Posted by: Movie Guy | November 24, 2008 at 01:29 PM
Seeing that the just-announced bailout includes more than $300 billion in "troubled" assets, the fault seems to go well, well beyond CDOs. And yes, the risk premium goes up when no one believes that all (or even almost all) of the people who are supposed to pay Citibank that trillion-plus in four years will be around. A 6% risk premium would suggest three quarters of those notes will be good, but since no one has any effing clue about the quality of anybody's balance sheets these days, it could be 90%, it could be 50%.

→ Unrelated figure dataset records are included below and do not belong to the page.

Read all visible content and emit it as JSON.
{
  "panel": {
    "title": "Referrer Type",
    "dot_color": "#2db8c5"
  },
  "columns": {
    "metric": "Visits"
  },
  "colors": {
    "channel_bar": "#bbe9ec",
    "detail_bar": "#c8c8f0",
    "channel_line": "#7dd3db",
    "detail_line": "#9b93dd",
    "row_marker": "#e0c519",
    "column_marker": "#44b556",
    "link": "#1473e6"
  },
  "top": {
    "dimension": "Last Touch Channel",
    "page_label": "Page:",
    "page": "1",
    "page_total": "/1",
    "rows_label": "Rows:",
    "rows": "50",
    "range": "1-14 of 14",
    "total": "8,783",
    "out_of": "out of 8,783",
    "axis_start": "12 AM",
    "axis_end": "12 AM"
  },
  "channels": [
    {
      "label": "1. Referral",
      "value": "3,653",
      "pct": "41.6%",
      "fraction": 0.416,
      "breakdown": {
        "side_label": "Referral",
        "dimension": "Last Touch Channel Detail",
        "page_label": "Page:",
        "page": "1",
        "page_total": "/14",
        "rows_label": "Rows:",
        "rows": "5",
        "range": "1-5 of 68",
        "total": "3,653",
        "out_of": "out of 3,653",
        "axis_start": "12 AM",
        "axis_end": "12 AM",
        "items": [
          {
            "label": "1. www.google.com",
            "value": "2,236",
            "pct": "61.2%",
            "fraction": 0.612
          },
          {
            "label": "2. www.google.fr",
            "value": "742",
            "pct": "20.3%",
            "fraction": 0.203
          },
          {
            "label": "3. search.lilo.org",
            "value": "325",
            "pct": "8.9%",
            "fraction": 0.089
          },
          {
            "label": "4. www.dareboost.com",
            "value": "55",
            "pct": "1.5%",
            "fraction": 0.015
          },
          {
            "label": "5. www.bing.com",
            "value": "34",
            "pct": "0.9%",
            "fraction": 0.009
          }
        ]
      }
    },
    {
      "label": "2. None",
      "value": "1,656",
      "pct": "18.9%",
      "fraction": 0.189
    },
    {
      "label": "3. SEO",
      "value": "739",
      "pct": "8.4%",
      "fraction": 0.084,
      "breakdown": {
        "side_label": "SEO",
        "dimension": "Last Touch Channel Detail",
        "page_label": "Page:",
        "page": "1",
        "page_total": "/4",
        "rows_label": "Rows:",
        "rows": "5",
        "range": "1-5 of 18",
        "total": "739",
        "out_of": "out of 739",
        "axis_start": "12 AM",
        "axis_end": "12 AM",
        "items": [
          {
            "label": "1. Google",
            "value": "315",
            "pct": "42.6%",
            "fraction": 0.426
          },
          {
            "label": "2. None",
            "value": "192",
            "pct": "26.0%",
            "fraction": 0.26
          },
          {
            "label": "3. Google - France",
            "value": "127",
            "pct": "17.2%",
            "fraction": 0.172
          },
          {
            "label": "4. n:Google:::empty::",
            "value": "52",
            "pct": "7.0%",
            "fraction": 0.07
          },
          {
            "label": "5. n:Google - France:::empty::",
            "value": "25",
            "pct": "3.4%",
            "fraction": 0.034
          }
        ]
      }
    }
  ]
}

Posted by: pw | November 24, 2008 at 06:51 PM
The 8% "risk premium" in Brad's example needs to be decomposed into expected writeoffs + "true" risk premium. Expected writeoffs will be Citi-specific (the 6 vs 8 percent in Brad's example). Brad simply asserts it is coming from fear of government takeover. But consistent with the NYT article it is at least as plausible to believe that investors have no faith in Citi's internal risk analysis and controls so were factoring in a large amount. Which better explains the rise in value in response to the bailout? I suppose it could be less fear that the gov't will bankrupt a solvent business (Brad's explanation), or could be that the gov't has put a floor on the losses - which is what the gov't said it was doing. Should would be nice to have some more from Brad on why he thinks his explanation is better before trashing the NYT piece.
Posted by: srb | November 25, 2008 at 05:26 AM
Could I just say that pieces like this post (and the discussion it engendered)are why I keep coming back to the site, no matter how often I'm provoked by other posts I hold in rather less regard. Nice work.